Recursive Binary Solution - Construct Binary Tree from Inorder and Postorder Traversal

The idea is to use the 'last' element in the postorder as the root, and find the position of cur root in InOrder, then cur root.left = recursive call with start/end position, cur root.right = recursive all with second start/end position.
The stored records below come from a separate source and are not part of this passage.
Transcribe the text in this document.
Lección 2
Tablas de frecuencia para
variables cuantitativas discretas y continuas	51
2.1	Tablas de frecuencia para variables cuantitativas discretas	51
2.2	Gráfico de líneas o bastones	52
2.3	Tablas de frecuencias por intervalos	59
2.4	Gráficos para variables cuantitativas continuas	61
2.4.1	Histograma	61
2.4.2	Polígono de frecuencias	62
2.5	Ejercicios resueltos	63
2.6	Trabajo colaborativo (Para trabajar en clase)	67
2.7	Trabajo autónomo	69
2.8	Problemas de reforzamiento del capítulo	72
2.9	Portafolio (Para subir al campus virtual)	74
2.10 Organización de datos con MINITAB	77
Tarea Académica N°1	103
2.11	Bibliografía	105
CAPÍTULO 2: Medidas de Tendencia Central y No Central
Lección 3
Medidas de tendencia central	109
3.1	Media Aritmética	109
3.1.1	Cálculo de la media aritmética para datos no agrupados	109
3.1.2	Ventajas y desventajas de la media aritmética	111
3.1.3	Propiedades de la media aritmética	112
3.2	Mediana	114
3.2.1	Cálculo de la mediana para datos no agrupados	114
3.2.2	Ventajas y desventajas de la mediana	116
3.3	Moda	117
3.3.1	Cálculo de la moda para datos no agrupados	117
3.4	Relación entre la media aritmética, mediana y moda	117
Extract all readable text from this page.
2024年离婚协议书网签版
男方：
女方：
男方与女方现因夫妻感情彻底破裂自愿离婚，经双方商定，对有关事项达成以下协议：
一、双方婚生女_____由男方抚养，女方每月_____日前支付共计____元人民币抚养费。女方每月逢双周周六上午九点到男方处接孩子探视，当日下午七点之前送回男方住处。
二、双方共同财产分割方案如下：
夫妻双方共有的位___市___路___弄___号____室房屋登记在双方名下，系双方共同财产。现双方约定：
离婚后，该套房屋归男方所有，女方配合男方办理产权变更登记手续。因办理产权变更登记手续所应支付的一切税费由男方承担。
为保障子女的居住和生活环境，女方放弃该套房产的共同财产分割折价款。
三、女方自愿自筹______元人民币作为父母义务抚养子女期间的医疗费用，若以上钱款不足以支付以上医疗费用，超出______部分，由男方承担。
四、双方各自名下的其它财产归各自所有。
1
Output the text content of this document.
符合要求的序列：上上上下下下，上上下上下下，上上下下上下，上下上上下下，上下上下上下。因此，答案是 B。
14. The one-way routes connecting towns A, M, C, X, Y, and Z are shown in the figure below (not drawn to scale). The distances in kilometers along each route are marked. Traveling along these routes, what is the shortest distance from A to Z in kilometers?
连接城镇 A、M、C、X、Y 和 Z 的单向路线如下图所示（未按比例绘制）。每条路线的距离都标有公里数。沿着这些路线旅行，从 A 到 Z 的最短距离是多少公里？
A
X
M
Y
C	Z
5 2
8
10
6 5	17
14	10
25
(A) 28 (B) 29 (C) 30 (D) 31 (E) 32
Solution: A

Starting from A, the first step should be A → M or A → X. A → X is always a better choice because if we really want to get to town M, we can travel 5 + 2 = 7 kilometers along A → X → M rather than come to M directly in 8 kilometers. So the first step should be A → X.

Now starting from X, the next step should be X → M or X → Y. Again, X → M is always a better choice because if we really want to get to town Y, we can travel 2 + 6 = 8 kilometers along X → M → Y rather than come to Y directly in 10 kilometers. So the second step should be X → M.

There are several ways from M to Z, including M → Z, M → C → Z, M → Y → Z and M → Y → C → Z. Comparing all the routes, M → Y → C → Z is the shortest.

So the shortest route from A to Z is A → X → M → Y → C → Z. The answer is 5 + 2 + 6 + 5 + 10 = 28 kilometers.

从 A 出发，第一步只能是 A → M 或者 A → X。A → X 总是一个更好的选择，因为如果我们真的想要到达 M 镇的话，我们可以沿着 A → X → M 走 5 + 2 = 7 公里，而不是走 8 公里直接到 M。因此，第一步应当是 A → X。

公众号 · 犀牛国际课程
Must make a decision… be alert! if iteration is kind of messy, do recursive/DP


/**
 * Definition for binary tree
 * public class TreeNode {
 *     int val;
 *     TreeNode left;
 *     TreeNode right;
 *     TreeNode(int x) { val = x; }
 * }
 */
public class Solution {
    public TreeNode buildTree(int[] inorder, int[] postorder) {
        if(inorder == null || postorder == null || inorder.length != postorder.length || inorder.length == 0){
            return null;
        }
        if(inorder.length == 1){
            return new TreeNode(inorder[0]);
        }
       
        return buildTreeOps(inorder, postorder, 0, inorder.length - 1, 0 , postorder.length - 1);
    }
   
    private TreeNode buildTreeOps(int[] inorder, int[] postorder, int inS, int inE, int postS, int postE){
        if(inS < 0 || postS < 0 || inS > inE || postS > postE || (inE - inS) != (postE - postS)){
            return null;
        }
        if(inS == inE && postS == postE){
            return new TreeNode(inorder[inS]);
        }
        TreeNode node = new TreeNode(postorder[postE]);
        int count = 0;
        for(int i = 0; i <= (inE - inS); i++){
            if(inorder[i + inS] == postorder[postE]){
                count = i;
            }
        }
        node.left = buildTreeOps(inorder, postorder, inS, inS + count - 1, postS, postS + count - 1);
        node.right = buildTreeOps(inorder, postorder, inS + count + 1, inE, postS + count, postE - 1);
        return node;
    }
}